Urban walk from home in Southwest Roanoke to Franklin Road business strip into South Roanoke and back home. About 6 miles.
With a weekend full of good commitments (Virginia Tech's amazin' football win, lots of home fixes and clean-ups and a trip to the roller rink with a grandson about to turn seven and two buddies), we settled for a Sunday-evening long walk to dinner. Which raises the question: Do you earn eating all those chips at a Mexican place if you're going to walk three and a half miles after you finish 'em?
A walk through neighborhoods is not all that much of a change for The Day Hiker, whose passion for wildflowers in the woods is matched by one for pretty landscaping around the houses she passes; the pauses to look are nearly as frequent in the residential areas of Southwest and South Roanoke as they are in the woods.
Our route also took us through several retail sectors that, in the context of a walk, reveal much more than they do on a ride-by. Ukrop's, closed on Sundays and with the announcement that it will close for good in October, provides a moment of sadness as you go by its huge, tan, rectangular building and its completely empty lot. That corner of Franklin and Wonju, a sort of wasteland for many years and then recast as Ivy Market, has sort of never escaped IV support, as Ukrop's cited the non-opening of the companion Walgreens for years as a factor to its underperformance. And then at long last, Walgreens finally opens just weeks before Ukrop's surrenders.

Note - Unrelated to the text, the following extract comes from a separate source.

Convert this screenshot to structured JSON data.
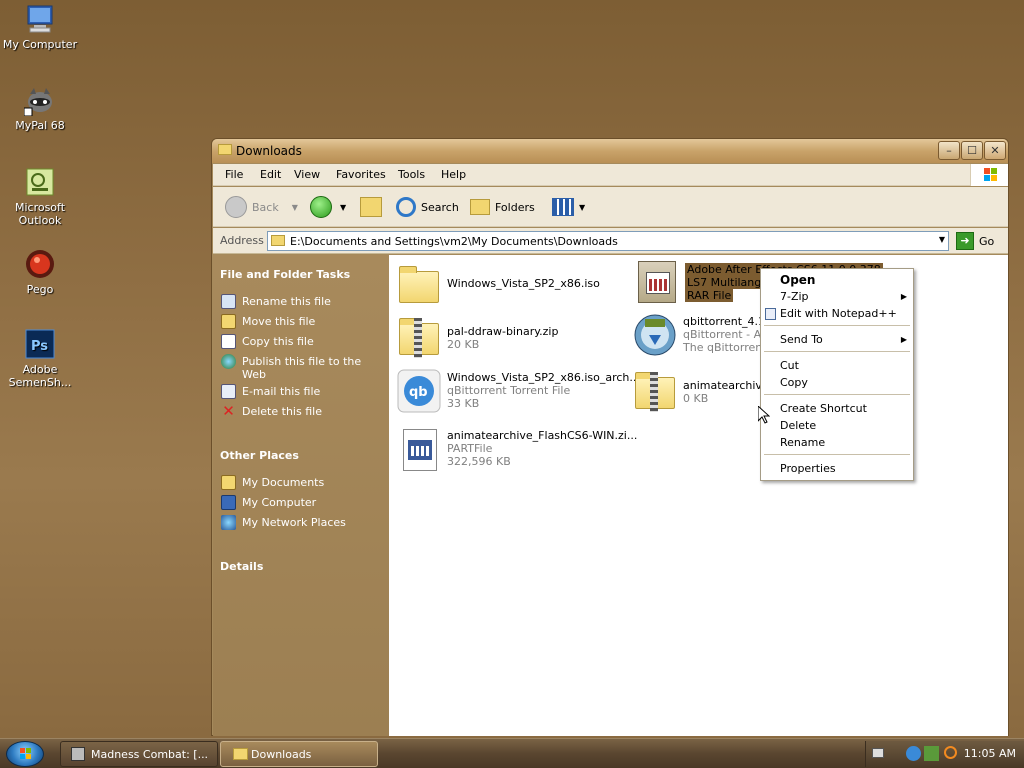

We also walked with interest along part of Franklin Road's Auto Row, making our way through lots full of new Chrysler, Toyota and Cadillac products – a far far cry from the likes of hemlocks, rhododendron and mountain laurel, but also possessing their own sort of taxonomic background and interest: The Jeeps and minivans have always seemed like they ought to get Chrysler through the auto-blight, but apparently not; in the manner of the best fruit being picked, the Toyota lot was full of Camrys and Corollas, but as far as we could see only one new Prius; and the Caddy lot had the least number and biggest-sized product of the three.
On the way back from too-many-chips, it occurred to us that the other-grandson-about-to-turn-seven was due to get picked up from a grandmom pretty soon after we got home. He's a good and willing walker, so we detoured into lower South Roanoke to see if he wanted to walk too, and if so, if he could commit to keeping up with the demanding pace of The Day Hiker (aka Gigi when grandkids talk to her) for the two-mile-plus walk. He responded with no hesitation that he did and he would.
And keep up he did, albeit with a pattern of fall-a-bit-behind and then run up through the gathering darkness to try to startle The Day Hiker, whose rendition of "Me And My Shadow" helped train The Little Hiker to wait for the streetlight to be on the proper side of things before he began another stealthy rush to the front.